One of the first places Corrinna and Deja’s tribe were called to was the Emeryville Shellmound and it’s the largest of the 425 shellmounds in the Bay Area. Their ancestors were buried there, held ceremonies on the land, and used it as a trading place to live. “In 1997, corporate developers began the construction of a new shopping mall in place of the Emeryville Shellmound, knowing and understanding that they would be pulling out hundreds of our ancestral remains,” said Corrina. The Ohlone people advocated for the preservation and restoration of their ancestral site, but the Emeryville City Council voted to instead construct the Bay Street Mall. Every year the day after Thanksgiving, the Ohlone people protest outside of the mall, educating people about their sacred sites and asking them to shop elsewhere. Another incident was the City of Vallejo’s plans to redevelop the grounds of Sogorea Te’ into a recreational public park.
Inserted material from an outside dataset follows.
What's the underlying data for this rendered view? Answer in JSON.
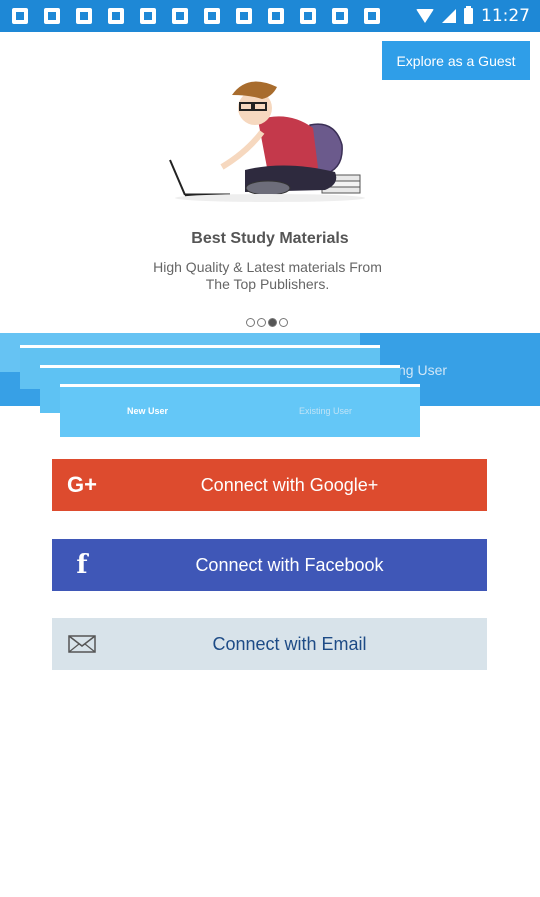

The development would pave over parts of the Shellmound, further harming the ancestors buried there. “Over a hundred people gathered at Sogorea Te’ and formed near a sacred fire to establish the spiritual encampment to protect Sogorea Te’. Our community of protectors stood vigil together, tending the sacred fire continuously for 109 days,” stated Corrina. The village of Sogorea Te’ was protected and reawakened due to the unity of the Indigenous community. “As long as California Natives breathe, we will have our own history to tell and we will continue to tell this truth without preservation.”